Der Erhalt historischer Gemüsesorten

In den vergangenen Jahrzehnten wurden alte Gemüsesorten immer mehr aus unseren Gärten verdrängt. In den letzten rund 100 Jahren hat ein enormer Wandel stattgefunden, dabei gibt es so viele wertvolle Gemüsesorten, denen wir ruhig wieder einen Platz im Garten zugestehen sollten.

Die Pastinake gehörte einst auch zu den fast vergessenen Gemüsesorten © Andrea Tanja - Fotolia.com

Die Pastinake gehörte einst auch zu den fast vergessenen Gemüsesorten © Andrea Tanja – Fotolia.com

Natürlich gibt es von diesen Gemüsesorten inzwischen moderne Züchtungen, doch dabei geraten die alten Nutzpflanzen immer mehr ins Vergessen. Es gibt mittlerweile sogar eine Rote Liste mit den „gefährdeten Nutzpflanzen Deutschlands“.

Gesetze machen es den Saatgutvermehrern schwer

Dabei sind die historischen Gemüsesorten wesentlich widerstandsfähiger, denn sie sind seit jeher optimal an unsere Klimabedingungen angepasst. Neuere Züchtungen können da längst nicht mithalten, deshalb ist der Erhalt der alten Sorten von enormer Wichtigkeit.
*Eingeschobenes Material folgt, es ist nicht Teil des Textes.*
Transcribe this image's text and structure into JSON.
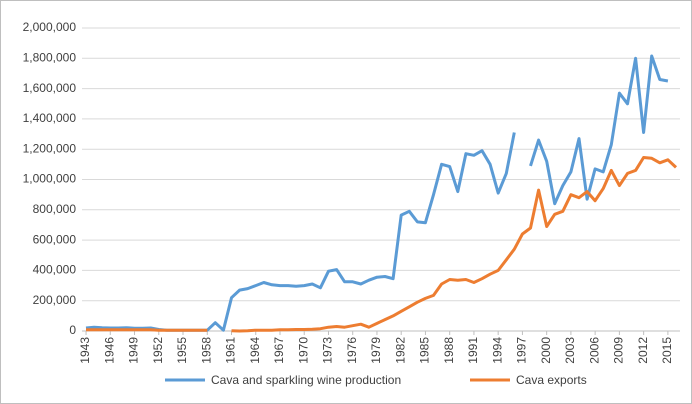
{
  "chart_data": {
    "type": "line",
    "x": [
      1943,
      1944,
      1945,
      1946,
      1947,
      1948,
      1949,
      1950,
      1951,
      1952,
      1953,
      1954,
      1955,
      1956,
      1957,
      1958,
      1959,
      1960,
      1961,
      1962,
      1963,
      1964,
      1965,
      1966,
      1967,
      1968,
      1969,
      1970,
      1971,
      1972,
      1973,
      1974,
      1975,
      1976,
      1977,
      1978,
      1979,
      1980,
      1981,
      1982,
      1983,
      1984,
      1985,
      1986,
      1987,
      1988,
      1989,
      1990,
      1991,
      1992,
      1993,
      1994,
      1995,
      1996,
      1997,
      1998,
      1999,
      2000,
      2001,
      2002,
      2003,
      2004,
      2005,
      2006,
      2007,
      2008,
      2009,
      2010,
      2011,
      2012,
      2013,
      2014,
      2015,
      2016
    ],
    "xlim": [
      1942.5,
      2016.5
    ],
    "xticks": [
      1943,
      1946,
      1949,
      1952,
      1955,
      1958,
      1961,
      1964,
      1967,
      1970,
      1973,
      1976,
      1979,
      1982,
      1985,
      1988,
      1991,
      1994,
      1997,
      2000,
      2003,
      2006,
      2009,
      2012,
      2015
    ],
    "ylim": [
      0,
      2000000
    ],
    "yticks": [
      0,
      {
        "value": 200000,
        "label": "200,000"
      },
      {
        "value": 400000,
        "label": "400,000"
      },
      {
        "value": 600000,
        "label": "600,000"
      },
      {
        "value": 800000,
        "label": "800,000"
      },
      {
        "value": 1000000,
        "label": "1,000,000"
      },
      {
        "value": 1200000,
        "label": "1,200,000"
      },
      {
        "value": 1400000,
        "label": "1,400,000"
      },
      {
        "value": 1600000,
        "label": "1,600,000"
      },
      {
        "value": 1800000,
        "label": "1,800,000"
      },
      {
        "value": 2000000,
        "label": "2,000,000"
      }
    ],
    "grid": true,
    "legend": "bottom",
    "series": [
      {
        "name": "Cava and sparkling wine production",
        "color": "#5b9bd5",
        "values": [
          20000,
          25000,
          22000,
          20000,
          20000,
          22000,
          18000,
          18000,
          20000,
          10000,
          5000,
          5000,
          5000,
          5000,
          5000,
          5000,
          55000,
          5000,
          220000,
          270000,
          280000,
          300000,
          320000,
          305000,
          300000,
          300000,
          295000,
          300000,
          310000,
          285000,
          395000,
          405000,
          325000,
          325000,
          310000,
          335000,
          355000,
          360000,
          345000,
          765000,
          790000,
          720000,
          715000,
          900000,
          1100000,
          1085000,
          920000,
          1170000,
          1160000,
          1190000,
          1100000,
          910000,
          1040000,
          1310000,
          null,
          1090000,
          1260000,
          1120000,
          840000,
          960000,
          1050000,
          1270000,
          870000,
          1070000,
          1050000,
          1230000,
          1570000,
          1500000,
          1800000,
          1310000,
          1815000,
          1660000,
          1650000,
          null
        ]
      },
      {
        "name": "Cava exports",
        "color": "#ed7d31",
        "values": [
          8000,
          8000,
          8000,
          8000,
          8000,
          8000,
          8000,
          8000,
          8000,
          5000,
          5000,
          5000,
          5000,
          5000,
          5000,
          5000,
          null,
          null,
          2000,
          0,
          2000,
          5000,
          5000,
          5000,
          8000,
          8000,
          10000,
          10000,
          12000,
          15000,
          25000,
          30000,
          25000,
          35000,
          45000,
          25000,
          50000,
          75000,
          100000,
          130000,
          160000,
          190000,
          215000,
          235000,
          310000,
          340000,
          335000,
          340000,
          320000,
          345000,
          375000,
          400000,
          470000,
          540000,
          640000,
          680000,
          930000,
          690000,
          770000,
          790000,
          900000,
          880000,
          920000,
          860000,
          940000,
          1060000,
          960000,
          1040000,
          1060000,
          1145000,
          1140000,
          1110000,
          1130000,
          1080000
        ]
      }
    ]
  }
}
Es ist jedoch gar nicht so einfach, das entsprechende Saatgut zu schützen und zur Vermehrung zu nutzen. Gesetze und EU-Richtlinien erschweren die Weitergabe von Saatgut, in Zukunft könnten die Bedingungen sogar noch härter werden.

Die Organisation ProSpecieRara setzt sich in der Schweiz seit langer Zeit für den Erhalt bedrohter Gemüsesorten ein, in Deutschland ist dies seit einem Jahr der Fall. Hobbygärtner können eine so genannte Sorten-Patenschaft übernehmen, damit der Anbau dieser Sorten weiterhin gesichert werden kann.

Sortenbetreuer können dann das Saatgut vieler bedrohter Gemüsesorten gewinnen. Die interessierten Gärtner bekommen von ProSpecieRara ein Starterset, mit dessen Hilfe man die Möglichkeiten der Samengewinnung lernen kann, daran schließt später ein Samenbaukurs an, an dessen Ende man ein Zertifikat erhält.

Saatgutvermehrer haben vor allem häufig finanzielle Schwierigkeiten, denn das Zulassungsverfahren kann sehr kostenintensiv sein. Und die Einschränkungen würden sogar den privaten Tausch von Saatgut erschweren.

Die Pastinake hat es bereits zurück in die Gärten geschafft

Mittlerweile konnte die Organisation bereits mehr als 40 dieser bedrohten Gemüsearten am Kaiserstuhl aussäen, doch man such nach Hobbygärtnern, welche diese Gemüsesorten auch im eigenen Garten vermehren.

Zu den fast vergessenen Gemüsesorten zählen zum Beispiel die Kapuzinererbse, die Melde, die Süßdolde, der Spargelsalat, der Meerkohl, der Schlangenradies, die Haferwurzeln, Herbstrüben, der Palmkohl oder der Knollenziest.

Einen Erfolg beim Wiederauflebenlassen historischer Gemüsesorten konnte man in der Vergangenheit zum Beispiel bei der Pastinake erleben. Diese verschwand im 18. Jahrhundert zunehmend aus den Gärten, erlebte aber vor etwa 20 Jahren ein tolles Revival.

Pastinaken sind viel robuster und pflegeleichter als Möhren, und bringen darüber hinaus auch noch mehr Ertrag. Es wäre doch schön, wenn man weitere fast vergessene Gemüsesorten wieder zurück in die europäischen Gärten bringen könnte.